La empresa española Fertiberia, fabricante de productos agrícolas, está desarrollando un proyecto llamado B-ferst cuyo objetivo es desarrollar fertilizantes sostenibles a partir de residuos agrícolas, ganaderos, de la industria agroalimentaria y de lodos procedentes de Estaciones de Depuración de Aguas Residuales (EDAR). Por su parte, AINIA también participa en un proyecto para la producción de fertilizantes en biorreactores a partir de algas. Esta biomasa se transforma mediante reacciones enzimáticas en líquidos con un alto contenido en aminoácidos, y por tanto aprovechables como fertilizante.
El uso de los plásticos es uno de los ejemplos más claros de los inconvenientes de la economía lineal. La materia prima es el petróleo y sus derivados, por lo que no se renueva, y sus depósitos terminarán agotándose. Además, el plástico es muy resistente a la degradación natural, por lo que los residuos que se generan no son asimilados por el medio ambiente y se acumulan.
El Programa de las Naciones Unidas para el Medio Ambiente calcula que España tira al océano unas 126 toneladas de plástico al día, lo que supone unas 46.000 toneladas al año. El reto presenta múltiples frentes que hay que atacar al mismo tiempo: mejorar la recogida y reciclaje de residuos, fabricar plásticos a partir de biomasa como materia prima y, por último, conseguir plásticos biodegradables que se descompongan en el medioambiente en lugar de permanecer en él.
La empresa ErcrosBio, a través de un proyecto de I+D, ha creado un bioplástico usando PLA, un polímero del ácido láctico, y PHA, un polímero que se elabora a partir de materias primas vegetales renovables como la caña de azúcar. Este bioplástico podría llegar a degradarse en solo seis semanas en un compostador, capturando dióxido de carbono en el proceso, y produciendo a su vez agua, minerales y fertilizantes.
Sin embargo, el bioplástico debe perdurar lo suficiente para que pueda ser útil en su uso comercial, y no debe descomponerse mientras se está utilizando. Por este motivo hay bioplásticos que solo se degradan a temperaturas superiores a 60 grados, mientras que otros solo lo harán en condiciones de alta humedad y añadiendo microorganismos que completen el proceso.
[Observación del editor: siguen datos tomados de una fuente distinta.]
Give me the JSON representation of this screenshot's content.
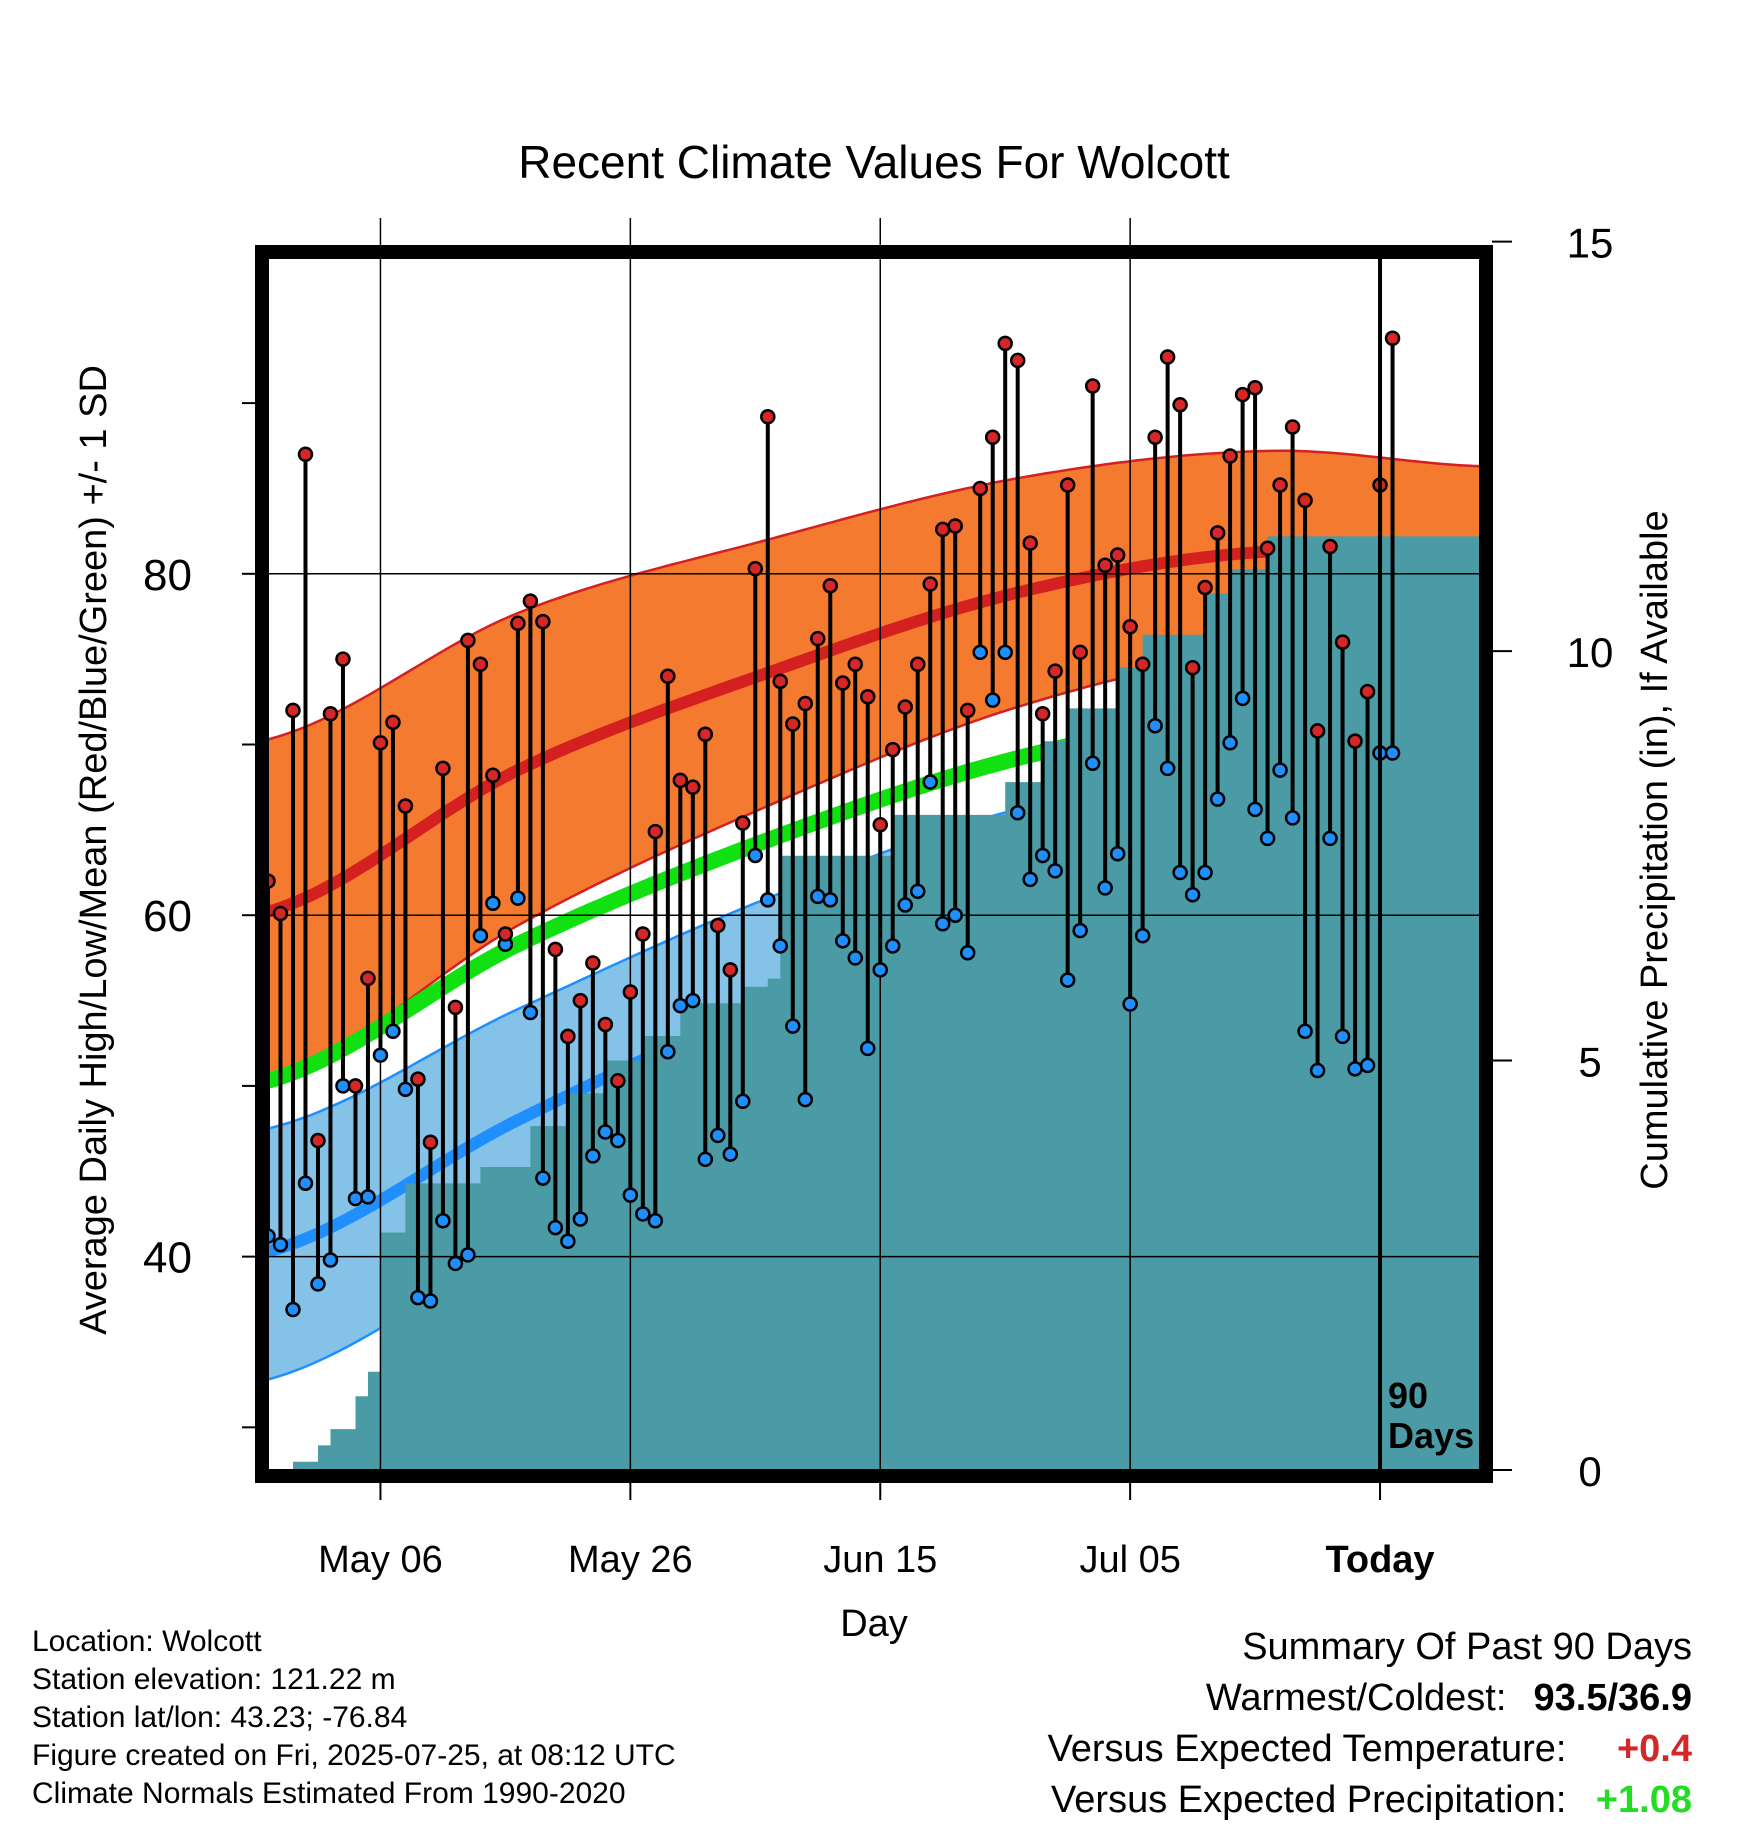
{
  "chart_data": {
    "type": "line",
    "title": "Recent Climate Values For Wolcott",
    "xlabel": "Day",
    "ylabel": "Average Daily High/Low/Mean (Red/Blue/Green) +/- 1 SD",
    "y2label": "Cumulative Precipitation (in), If Available",
    "x_start": "2025-04-27",
    "x_today": "2025-07-25",
    "x_end": "2025-08-02",
    "x_ticks": [
      {
        "date": "2025-05-06",
        "label": "May 06"
      },
      {
        "date": "2025-05-26",
        "label": "May 26"
      },
      {
        "date": "2025-06-15",
        "label": "Jun 15"
      },
      {
        "date": "2025-07-05",
        "label": "Jul 05"
      },
      {
        "date": "2025-07-25",
        "label": "Today",
        "bold": true
      }
    ],
    "ylim": [
      27.5,
      98.5
    ],
    "y_ticks": [
      40,
      60,
      80
    ],
    "y_minor_ticks": [
      30,
      50,
      70,
      90
    ],
    "y2lim": [
      0,
      14.8
    ],
    "y2_ticks": [
      0,
      5,
      10,
      15
    ],
    "marker_label": "90\nDays",
    "normals": {
      "dates": [
        "2025-04-27",
        "2025-05-17",
        "2025-06-06",
        "2025-06-26",
        "2025-07-16",
        "2025-08-02"
      ],
      "high_mean": [
        60.2,
        68.5,
        74.2,
        78.9,
        81.3,
        80.6
      ],
      "high_upper": [
        70.3,
        77.7,
        82.0,
        85.6,
        87.2,
        86.3
      ],
      "high_lower": [
        50.2,
        59.4,
        66.4,
        72.2,
        75.4,
        75.0
      ],
      "low_mean": [
        40.3,
        48.0,
        54.7,
        59.6,
        62.3,
        62.0
      ],
      "low_upper": [
        47.5,
        54.5,
        61.0,
        66.2,
        68.2,
        67.8
      ],
      "low_lower": [
        32.8,
        40.6,
        47.8,
        54.0,
        56.5,
        56.4
      ],
      "mean": [
        50.3,
        58.3,
        64.4,
        69.2,
        71.8,
        71.3
      ]
    },
    "series": [
      {
        "name": "High",
        "color": "#d62728",
        "values": [
          62.0,
          60.1,
          72.0,
          87.0,
          46.8,
          71.8,
          75.0,
          50.0,
          56.3,
          70.1,
          71.3,
          66.4,
          50.4,
          46.7,
          68.6,
          54.6,
          76.1,
          74.7,
          68.2,
          58.9,
          77.1,
          78.4,
          77.2,
          58.0,
          52.9,
          55.0,
          57.2,
          53.6,
          50.3,
          55.5,
          58.9,
          64.9,
          74.0,
          67.9,
          67.5,
          70.6,
          59.4,
          56.8,
          65.4,
          80.3,
          89.2,
          73.7,
          71.2,
          72.4,
          76.2,
          79.3,
          73.6,
          74.7,
          72.8,
          65.3,
          69.7,
          72.2,
          74.7,
          79.4,
          82.6,
          82.8,
          72.0,
          85.0,
          88.0,
          93.5,
          92.5,
          81.8,
          71.8,
          74.3,
          85.2,
          75.4,
          91.0,
          80.5,
          81.1,
          76.9,
          74.7,
          88.0,
          92.7,
          89.9,
          74.5,
          79.2,
          82.4,
          86.9,
          90.5,
          90.9,
          81.5,
          85.2,
          88.6,
          84.3,
          70.8,
          81.6,
          76.0,
          70.2,
          73.1,
          85.2,
          93.8
        ]
      },
      {
        "name": "Low",
        "color": "#1f8fff",
        "values": [
          41.2,
          40.7,
          36.9,
          44.3,
          38.4,
          39.8,
          50.0,
          43.4,
          43.5,
          51.8,
          53.2,
          49.8,
          37.6,
          37.4,
          42.1,
          39.6,
          40.1,
          58.8,
          60.7,
          58.3,
          61.0,
          54.3,
          44.6,
          41.7,
          40.9,
          42.2,
          45.9,
          47.3,
          46.8,
          43.6,
          42.5,
          42.1,
          52.0,
          54.7,
          55.0,
          45.7,
          47.1,
          46.0,
          49.1,
          63.5,
          60.9,
          58.2,
          53.5,
          49.2,
          61.1,
          60.9,
          58.5,
          57.5,
          52.2,
          56.8,
          58.2,
          60.6,
          61.4,
          67.8,
          59.5,
          60.0,
          57.8,
          75.4,
          72.6,
          75.4,
          66.0,
          62.1,
          63.5,
          62.6,
          56.2,
          59.1,
          68.9,
          61.6,
          63.6,
          54.8,
          58.8,
          71.1,
          68.6,
          62.5,
          61.2,
          62.5,
          66.8,
          70.1,
          72.7,
          66.2,
          64.5,
          68.5,
          65.7,
          53.2,
          50.9,
          64.5,
          52.9,
          51.0,
          51.2,
          69.5,
          69.5
        ]
      }
    ],
    "precipitation": {
      "name": "Cumulative Precipitation",
      "color": "#4a9ba5",
      "dates": [
        "2025-04-27",
        "2025-04-29",
        "2025-05-01",
        "2025-05-02",
        "2025-05-04",
        "2025-05-05",
        "2025-05-06",
        "2025-05-08",
        "2025-05-12",
        "2025-05-14",
        "2025-05-18",
        "2025-05-21",
        "2025-05-24",
        "2025-05-27",
        "2025-05-30",
        "2025-06-04",
        "2025-06-06",
        "2025-06-07",
        "2025-06-14",
        "2025-06-16",
        "2025-06-21",
        "2025-06-25",
        "2025-06-28",
        "2025-06-30",
        "2025-07-04",
        "2025-07-06",
        "2025-07-11",
        "2025-07-13",
        "2025-07-16",
        "2025-07-25",
        "2025-08-02"
      ],
      "values": [
        0.0,
        0.1,
        0.3,
        0.5,
        0.9,
        1.2,
        2.9,
        3.5,
        3.5,
        3.7,
        4.2,
        4.6,
        5.0,
        5.3,
        5.7,
        5.9,
        6.0,
        7.5,
        7.5,
        8.0,
        8.0,
        8.4,
        8.9,
        9.3,
        9.8,
        10.2,
        10.7,
        11.0,
        11.4,
        11.4,
        11.4
      ]
    },
    "grid": true,
    "legend": "none"
  },
  "footer": {
    "location": "Location: Wolcott",
    "elevation": "Station elevation: 121.22 m",
    "latlon": "Station lat/lon: 43.23; -76.84",
    "created": "Figure created on Fri, 2025-07-25, at 08:12 UTC",
    "normals": "Climate Normals Estimated From 1990-2020"
  },
  "summary": {
    "title": "Summary Of Past 90 Days",
    "warm_cold_label": "Warmest/Coldest:",
    "warm_cold_value": "93.5/36.9",
    "temp_label": "Versus Expected Temperature:",
    "temp_value": "+0.4",
    "temp_color": "#d62728",
    "precip_label": "Versus Expected Precipitation:",
    "precip_value": "+1.08",
    "precip_color": "#22dd22"
  }
}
Domingo Font, jefe de ventas de compuestos de PVC y especialidades de Ercros, afirma que en sus oficinas tienen botellas con una antigüedad de ocho años que siguen en perfecto estado. Esto garantiza la seguridad de su contenido a lo largo del tiempo.
En el año 2019 se emitieron a la atmósfera 37.000 millones de toneladas de dióxido de carbono, y una gran parte provienen del consumo de combustibles fósiles como el carbón, el gas natural y los derivados de petróleo.
Los biocombustibles proceden de fuentes renovables, esto es, no se agotarán como los combustibles fósiles. Y aunque producen emisiones, estas provienen de un carbono capturado en la biomasa, es decir, se puede convertir en un proceso neutral.
En este sentido, el Centro Nacional de Energías Renovables (CENER), a través del proyecto CLARA, está desarrollando un proceso para la producción de biocombustibles mediante la gasificación de los residuos de fermentación (por ejemplo, de la cerveza), restos vegetales o residuos procedentes de la ganadería. El resultado es un biogás que puede sustituir al carbón y al gas natural.
La bioeconomía es la nueva economía, y como todo en la naturaleza, es circular. De nosotros depende que eche a rodar cuanto antes.